The United States will see a large decline in new production of renewable electricity sources, starting from the second half of 2026 to 2028, as new projects are no longer eligible for tax loans, said Smith, head of Arenon.

“Little and medium-sized players who cannot raise financial risk, some will disappear,” Smith said. “You are going to see fewer projects built in the sector.”

Artificial Intelligence of Crisis force

Smith said less renewable power plants could increase the risk of brown and shutdowns. Electricity Demand at Data Center These technology companies are built to prepare artificial intelligence systems. PJM relationshipThe largest electric network in the US, which coordinates wholesale electricity in 13 states and in the Colombia county, warns of Dense power supplies Because too little new generation goes online.

Renewable sources are a source of power that can faster meet the demand, Smith said in Arevon. According to Enverus, more than 90% of the power that expects connection to the network, battery storage or wind.

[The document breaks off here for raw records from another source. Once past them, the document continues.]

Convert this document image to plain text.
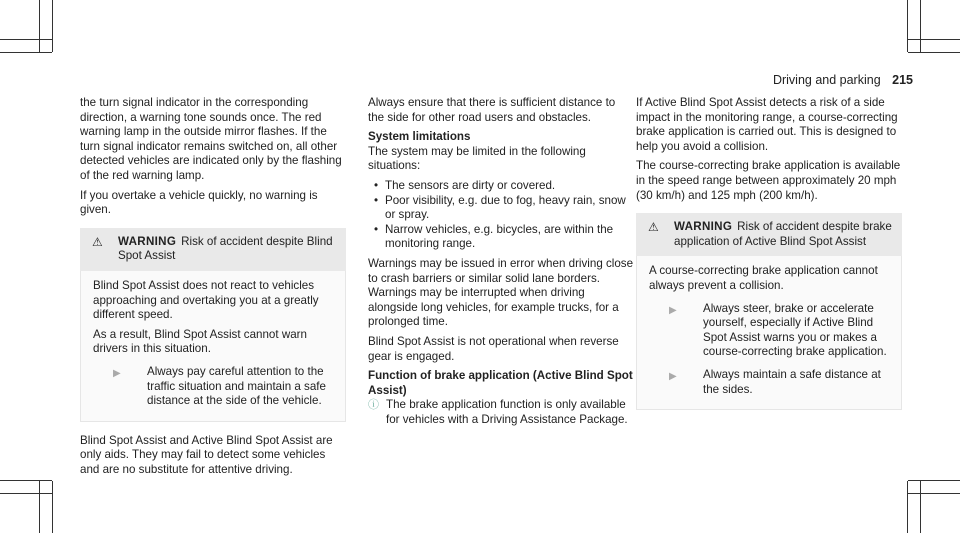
Driving and parking 215

the turn signal indicator in the corresponding direction, a warning tone sounds once. The red warning lamp in the outside mirror flashes. If the turn signal indicator remains switched on, all other detected vehicles are indicated only by the flashing of the red warning lamp.

If you overtake a vehicle quickly, no warning is given.

⚠	WARNING Risk of accident despite Blind Spot Assist

Blind Spot Assist does not react to vehicles approaching and overtaking you at a greatly different speed.

As a result, Blind Spot Assist cannot warn drivers in this situation.

▶	Always pay careful attention to the traffic situation and maintain a safe distance at the side of the vehicle.

Blind Spot Assist and Active Blind Spot Assist are only aids. They may fail to detect some vehicles and are no substitute for attentive driving.

Always ensure that there is sufficient distance to the side for other road users and obstacles.

System limitations

The system may be limited in the following situations:

• The sensors are dirty or covered.
• Poor visibility, e.g. due to fog, heavy rain, snow or spray.
• Narrow vehicles, e.g. bicycles, are within the monitoring range.

Warnings may be issued in error when driving close to crash barriers or similar solid lane borders. Warnings may be interrupted when driving alongside long vehicles, for example trucks, for a prolonged time.

Blind Spot Assist is not operational when reverse gear is engaged.

Function of brake application (Active Blind Spot Assist)
ⓘ The brake application function is only available for vehicles with a Driving Assistance Package.

If Active Blind Spot Assist detects a risk of a side impact in the monitoring range, a course-correcting brake application is carried out. This is designed to help you avoid a collision.

The course-correcting brake application is available in the speed range between approximately 20 mph (30 km/h) and 125 mph (200 km/h).

⚠	WARNING Risk of accident despite brake application of Active Blind Spot Assist

A course-correcting brake application cannot always prevent a collision.

▶	Always steer, brake or accelerate yourself, especially if Active Blind Spot Assist warns you or makes a course-correcting brake application.
▶	Always maintain a safe distance at the sides.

“The requirement for power is largely coming from the new energy sector or not at all,” so without it, “the network becomes significantly,” Smith said.

Trump puts priorities for oil, gas and nuclear energy as “the most effective and reliable tools for our country’s food,” said White House press secretary Anna Kelly.

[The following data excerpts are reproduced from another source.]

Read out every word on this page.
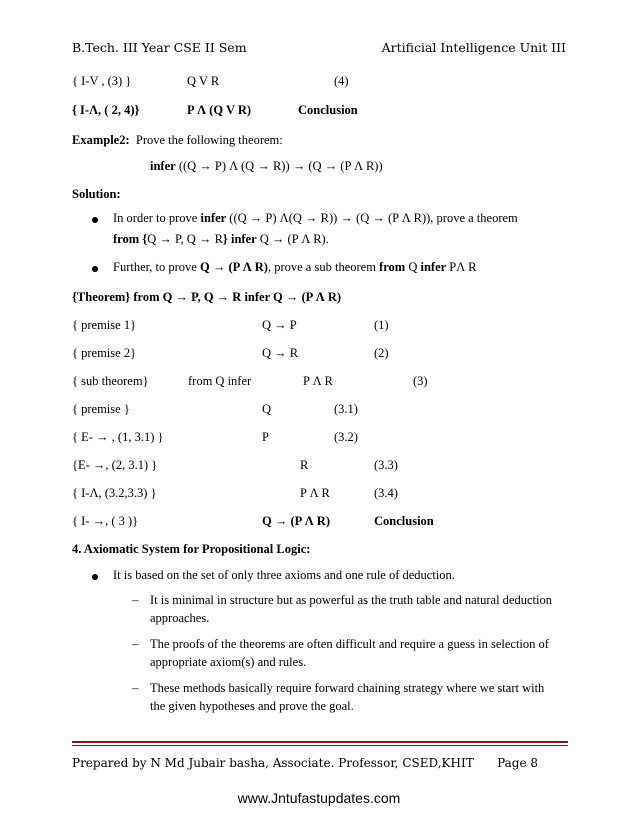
B.Tech. III Year CSE II Sem	Artificial Intelligence Unit III
{ I-V , (3) }	Q V R	(4)
{ I-Λ, ( 2, 4)}	P Λ (Q V R)	Conclusion
Example2: Prove the following theorem:
infer ((Q → P) Λ (Q → R)) → (Q → (P Λ R))
Solution:
In order to prove infer ((Q → P) Λ(Q → R)) → (Q → (P Λ R)), prove a theorem
from {Q → P, Q → R} infer Q → (P Λ R).
Further, to prove Q → (P Λ R), prove a sub theorem from Q infer PΛ R
{Theorem} from Q → P, Q → R infer Q → (P Λ R)
{ premise 1}	Q → P	(1)
{ premise 2}	Q → R	(2)
{ sub theorem}	from Q infer	P Λ R	(3)
{ premise }	Q	(3.1)
{ E- → , (1, 3.1) }	P	(3.2)
{E- →, (2, 3.1) }	R	(3.3)
{ I-Λ, (3.2,3.3) }	P Λ R	(3.4)
{ I- →, ( 3 )}	Q → (P Λ R)	Conclusion
4. Axiomatic System for Propositional Logic:
It is based on the set of only three axioms and one rule of deduction.
– It is minimal in structure but as powerful as the truth table and natural deduction
approaches.
– The proofs of the theorems are often difficult and require a guess in selection of
appropriate axiom(s) and rules.
– These methods basically require forward chaining strategy where we start with
the given hypotheses and prove the goal.
Prepared by N Md Jubair basha, Associate. Professor, CSED,KHIT Page 8
www.Jntufastupdates.com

“President Trump serves as the American people who voted in favor of implementing his first energy program in America – not solar and wind leaders who are sad that Biden’s green scam is over,” Kelly said.

But the new natural gas plants will not be released on the Internet for another five years with the supply problems, the new nuclear energy is in decades, and new coal plants on the drawing board.

Utility services may have to turn to the data centers at some point because they lack the surplus for their launch, and no one wants to risk darkening in hospitals, schools and homes, Smith Arenon said. This will press on the US in its race against China to master the Trump administration.

“Panic at the data center, AI is probably not going to put another 12 months when they begin to realize that they cannot get the right power in some of these areas where they plan to build data centers,” Smith said.

“Then we will see what will happen,” MBA said at the University of Chicago, which worked in the 35 -year energy field. “It is possible that politics has a reversal to try to create everything you can and get electricity on the network.”